Le fief de la vicomté de Baïgorry fut établi en 1033 par le roi de Navarre Sanche III, dit « Sanche le Grand », au profit de Loup Garcia, membre de sa lignée. Ce legs marquait le début d’une longue et riche histoire pour le château d’Etchauz, joyau architectural et témoin privilégié des mutations politiques et sociales de la région.
Transformé en profondeur en 1555, comme en atteste la date gravée sur l’une des portes du château, l’édifice conserve aujourd’hui encore les traces de ces évolutions successives.
L’histoire des vicomtes de Baïgorry se divise en deux grandes périodes : avant et après 1512, année où la Haute-Navarre fut séparée de la Basse-Navarre. Durant les premiers siècles, les seigneurs d’Etchauz, à l’image de nombreux nobles médiévaux, furent de véritables guerriers féodaux. Parallèlement, ils occupèrent des postes de prestige à la cour de Pampelune, tels que grands écuyers, boutilliers, mesnadiers, mérins, ou encore alcades aux Cortes. Jean Ier d’Etchauz fut même fait Chevalier de Saint-Jean de Jérusalem en 1413 par Charles III de Navarre, qui lui offrit une épée ornée d’argent.

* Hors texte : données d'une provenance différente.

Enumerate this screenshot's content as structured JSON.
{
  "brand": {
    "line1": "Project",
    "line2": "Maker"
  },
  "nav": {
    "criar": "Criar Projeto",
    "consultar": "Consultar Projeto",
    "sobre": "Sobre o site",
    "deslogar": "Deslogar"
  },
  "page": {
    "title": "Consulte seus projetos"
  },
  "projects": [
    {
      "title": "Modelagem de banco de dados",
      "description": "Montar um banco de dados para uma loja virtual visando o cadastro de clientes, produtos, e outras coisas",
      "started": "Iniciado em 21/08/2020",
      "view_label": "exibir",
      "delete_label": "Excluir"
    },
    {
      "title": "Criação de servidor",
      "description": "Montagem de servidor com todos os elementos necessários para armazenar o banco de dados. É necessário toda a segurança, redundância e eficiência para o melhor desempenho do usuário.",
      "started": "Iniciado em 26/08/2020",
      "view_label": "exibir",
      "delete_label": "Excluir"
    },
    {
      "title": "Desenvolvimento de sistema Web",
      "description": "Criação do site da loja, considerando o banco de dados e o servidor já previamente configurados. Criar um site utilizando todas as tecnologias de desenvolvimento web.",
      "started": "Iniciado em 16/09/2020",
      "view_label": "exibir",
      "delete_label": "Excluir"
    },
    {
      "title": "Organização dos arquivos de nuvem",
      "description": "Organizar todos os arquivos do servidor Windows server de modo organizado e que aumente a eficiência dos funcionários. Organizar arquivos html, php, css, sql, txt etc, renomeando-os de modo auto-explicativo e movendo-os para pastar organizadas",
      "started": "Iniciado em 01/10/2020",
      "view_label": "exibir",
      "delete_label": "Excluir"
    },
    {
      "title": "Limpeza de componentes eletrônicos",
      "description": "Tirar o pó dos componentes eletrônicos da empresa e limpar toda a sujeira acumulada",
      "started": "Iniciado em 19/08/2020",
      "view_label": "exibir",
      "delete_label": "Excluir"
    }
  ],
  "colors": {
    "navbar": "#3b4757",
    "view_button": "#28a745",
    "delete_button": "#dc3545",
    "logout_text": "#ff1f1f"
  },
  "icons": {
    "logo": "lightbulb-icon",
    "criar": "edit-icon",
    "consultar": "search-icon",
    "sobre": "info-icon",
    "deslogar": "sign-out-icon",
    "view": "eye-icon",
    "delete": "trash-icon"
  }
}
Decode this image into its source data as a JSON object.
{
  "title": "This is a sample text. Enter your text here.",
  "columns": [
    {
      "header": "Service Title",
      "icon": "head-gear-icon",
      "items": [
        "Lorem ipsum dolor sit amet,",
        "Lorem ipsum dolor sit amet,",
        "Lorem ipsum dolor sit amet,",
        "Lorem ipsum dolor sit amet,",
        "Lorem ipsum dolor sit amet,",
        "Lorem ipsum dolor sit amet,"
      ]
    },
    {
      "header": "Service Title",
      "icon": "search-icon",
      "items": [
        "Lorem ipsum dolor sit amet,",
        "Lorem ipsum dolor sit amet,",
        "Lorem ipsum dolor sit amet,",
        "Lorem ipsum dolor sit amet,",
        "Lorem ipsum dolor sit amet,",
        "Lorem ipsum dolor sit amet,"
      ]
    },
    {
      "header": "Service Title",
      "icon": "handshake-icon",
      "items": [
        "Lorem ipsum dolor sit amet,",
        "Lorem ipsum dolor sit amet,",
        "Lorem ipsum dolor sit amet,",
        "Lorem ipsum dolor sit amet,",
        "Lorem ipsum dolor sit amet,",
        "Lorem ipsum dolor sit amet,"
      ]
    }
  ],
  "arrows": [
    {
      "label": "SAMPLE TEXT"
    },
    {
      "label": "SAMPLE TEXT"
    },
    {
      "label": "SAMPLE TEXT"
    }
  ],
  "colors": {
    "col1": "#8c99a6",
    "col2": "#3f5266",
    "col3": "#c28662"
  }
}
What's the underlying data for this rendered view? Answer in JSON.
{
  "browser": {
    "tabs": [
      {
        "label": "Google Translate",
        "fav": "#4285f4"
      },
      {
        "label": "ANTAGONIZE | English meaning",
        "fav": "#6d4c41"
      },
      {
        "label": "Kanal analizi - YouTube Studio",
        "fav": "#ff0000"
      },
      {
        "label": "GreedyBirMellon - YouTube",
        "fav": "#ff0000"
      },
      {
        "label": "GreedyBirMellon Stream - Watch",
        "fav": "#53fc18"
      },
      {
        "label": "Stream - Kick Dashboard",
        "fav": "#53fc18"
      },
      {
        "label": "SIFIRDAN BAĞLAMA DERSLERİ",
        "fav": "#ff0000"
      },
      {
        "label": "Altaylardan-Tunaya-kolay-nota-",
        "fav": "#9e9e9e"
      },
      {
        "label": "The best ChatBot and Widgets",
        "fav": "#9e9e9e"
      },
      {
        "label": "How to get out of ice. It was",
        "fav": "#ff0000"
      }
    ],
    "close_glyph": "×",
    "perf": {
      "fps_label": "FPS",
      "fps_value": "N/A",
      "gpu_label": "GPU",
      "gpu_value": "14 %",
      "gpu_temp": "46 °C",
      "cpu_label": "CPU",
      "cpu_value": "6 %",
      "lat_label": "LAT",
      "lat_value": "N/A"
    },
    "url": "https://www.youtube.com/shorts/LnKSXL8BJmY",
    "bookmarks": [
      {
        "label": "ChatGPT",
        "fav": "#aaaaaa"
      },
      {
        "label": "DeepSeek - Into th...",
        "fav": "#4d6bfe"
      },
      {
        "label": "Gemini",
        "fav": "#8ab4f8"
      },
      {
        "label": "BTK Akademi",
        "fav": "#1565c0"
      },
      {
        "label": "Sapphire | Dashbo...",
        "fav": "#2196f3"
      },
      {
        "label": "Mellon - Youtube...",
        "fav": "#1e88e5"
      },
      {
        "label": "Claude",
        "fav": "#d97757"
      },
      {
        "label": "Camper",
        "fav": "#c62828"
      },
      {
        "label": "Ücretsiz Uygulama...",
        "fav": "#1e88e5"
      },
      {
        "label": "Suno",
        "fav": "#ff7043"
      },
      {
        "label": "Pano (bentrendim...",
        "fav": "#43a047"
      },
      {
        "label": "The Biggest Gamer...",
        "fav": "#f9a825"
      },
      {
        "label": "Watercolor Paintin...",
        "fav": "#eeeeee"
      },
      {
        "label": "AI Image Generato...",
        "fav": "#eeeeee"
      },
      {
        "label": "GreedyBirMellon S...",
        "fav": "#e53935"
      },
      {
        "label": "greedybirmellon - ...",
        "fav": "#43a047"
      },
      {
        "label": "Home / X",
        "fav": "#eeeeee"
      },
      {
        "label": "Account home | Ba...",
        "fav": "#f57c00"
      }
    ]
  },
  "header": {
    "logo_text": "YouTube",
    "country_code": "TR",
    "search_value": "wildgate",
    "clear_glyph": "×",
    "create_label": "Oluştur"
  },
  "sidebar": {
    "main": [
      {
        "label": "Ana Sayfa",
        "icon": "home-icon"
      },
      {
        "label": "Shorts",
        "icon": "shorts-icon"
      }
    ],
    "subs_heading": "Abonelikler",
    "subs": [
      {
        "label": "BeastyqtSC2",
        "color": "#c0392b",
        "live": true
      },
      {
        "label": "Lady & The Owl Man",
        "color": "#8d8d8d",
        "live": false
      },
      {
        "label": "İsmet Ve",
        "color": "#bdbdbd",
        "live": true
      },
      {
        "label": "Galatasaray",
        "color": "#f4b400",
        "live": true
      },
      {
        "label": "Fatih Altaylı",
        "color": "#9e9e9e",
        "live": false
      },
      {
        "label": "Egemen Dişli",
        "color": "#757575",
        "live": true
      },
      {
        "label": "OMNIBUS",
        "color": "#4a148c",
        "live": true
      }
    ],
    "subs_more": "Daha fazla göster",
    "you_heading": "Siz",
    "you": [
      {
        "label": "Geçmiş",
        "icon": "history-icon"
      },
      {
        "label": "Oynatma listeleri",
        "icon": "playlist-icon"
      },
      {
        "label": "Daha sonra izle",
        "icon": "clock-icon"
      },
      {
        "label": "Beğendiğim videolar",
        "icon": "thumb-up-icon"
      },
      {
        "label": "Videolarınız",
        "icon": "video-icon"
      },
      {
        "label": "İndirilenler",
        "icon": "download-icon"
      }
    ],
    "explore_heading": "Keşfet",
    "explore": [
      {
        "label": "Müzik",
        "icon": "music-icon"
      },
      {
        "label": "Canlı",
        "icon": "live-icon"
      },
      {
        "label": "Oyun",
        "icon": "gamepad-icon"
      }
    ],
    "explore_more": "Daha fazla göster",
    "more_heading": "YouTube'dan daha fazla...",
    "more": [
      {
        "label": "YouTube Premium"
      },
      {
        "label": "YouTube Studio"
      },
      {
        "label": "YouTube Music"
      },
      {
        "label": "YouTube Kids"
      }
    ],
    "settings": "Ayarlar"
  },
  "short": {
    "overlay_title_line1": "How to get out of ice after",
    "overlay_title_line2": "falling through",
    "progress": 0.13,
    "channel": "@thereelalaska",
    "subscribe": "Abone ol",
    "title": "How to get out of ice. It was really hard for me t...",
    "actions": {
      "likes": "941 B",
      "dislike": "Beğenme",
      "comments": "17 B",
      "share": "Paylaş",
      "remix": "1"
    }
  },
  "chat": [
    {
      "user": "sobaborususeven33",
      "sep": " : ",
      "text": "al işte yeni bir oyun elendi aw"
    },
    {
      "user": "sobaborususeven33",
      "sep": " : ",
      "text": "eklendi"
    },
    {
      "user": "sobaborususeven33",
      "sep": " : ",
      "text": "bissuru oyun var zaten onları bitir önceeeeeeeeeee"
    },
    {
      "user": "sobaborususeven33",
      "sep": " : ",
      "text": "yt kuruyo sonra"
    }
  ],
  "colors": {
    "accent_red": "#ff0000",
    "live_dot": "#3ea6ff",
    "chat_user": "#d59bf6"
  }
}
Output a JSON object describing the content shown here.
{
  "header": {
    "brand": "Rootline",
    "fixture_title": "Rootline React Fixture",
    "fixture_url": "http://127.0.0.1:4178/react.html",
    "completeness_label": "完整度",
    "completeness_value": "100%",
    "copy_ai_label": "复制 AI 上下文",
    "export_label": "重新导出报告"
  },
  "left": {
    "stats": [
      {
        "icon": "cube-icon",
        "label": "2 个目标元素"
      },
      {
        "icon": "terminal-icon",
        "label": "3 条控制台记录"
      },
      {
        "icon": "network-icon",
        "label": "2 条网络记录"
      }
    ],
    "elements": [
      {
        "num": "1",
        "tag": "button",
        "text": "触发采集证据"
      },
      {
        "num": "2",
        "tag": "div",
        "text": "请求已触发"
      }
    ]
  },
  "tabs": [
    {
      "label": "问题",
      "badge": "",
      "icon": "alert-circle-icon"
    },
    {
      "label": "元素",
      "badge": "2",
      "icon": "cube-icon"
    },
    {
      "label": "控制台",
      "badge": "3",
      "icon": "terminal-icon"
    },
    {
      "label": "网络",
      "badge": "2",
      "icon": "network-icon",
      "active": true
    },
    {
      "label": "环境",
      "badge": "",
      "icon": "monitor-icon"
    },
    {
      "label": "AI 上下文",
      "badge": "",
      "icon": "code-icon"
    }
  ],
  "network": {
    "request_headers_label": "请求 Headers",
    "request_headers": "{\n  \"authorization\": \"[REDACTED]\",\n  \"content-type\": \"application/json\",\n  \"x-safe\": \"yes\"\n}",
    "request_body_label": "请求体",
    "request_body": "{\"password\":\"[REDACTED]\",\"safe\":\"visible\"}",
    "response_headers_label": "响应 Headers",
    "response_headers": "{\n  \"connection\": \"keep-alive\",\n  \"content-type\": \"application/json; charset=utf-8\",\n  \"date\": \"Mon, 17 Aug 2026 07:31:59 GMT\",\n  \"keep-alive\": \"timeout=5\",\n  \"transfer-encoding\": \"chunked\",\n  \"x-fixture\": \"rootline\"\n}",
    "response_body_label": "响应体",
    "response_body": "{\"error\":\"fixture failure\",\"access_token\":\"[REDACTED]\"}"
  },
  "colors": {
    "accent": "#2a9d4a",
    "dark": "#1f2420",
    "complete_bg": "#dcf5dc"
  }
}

La renommée de la famille s’étendit au-delà des Pyrénées. Antoine d’Etchauz, proche du comte de Gramont, gagna la confiance du futur roi Henri IV, marquant ainsi l’ascension de la maison d’Etchauz au sein de la cour de France. Cette époque fut celle de l’apogée : alliances prestigieuses, richesse, et reconnaissance.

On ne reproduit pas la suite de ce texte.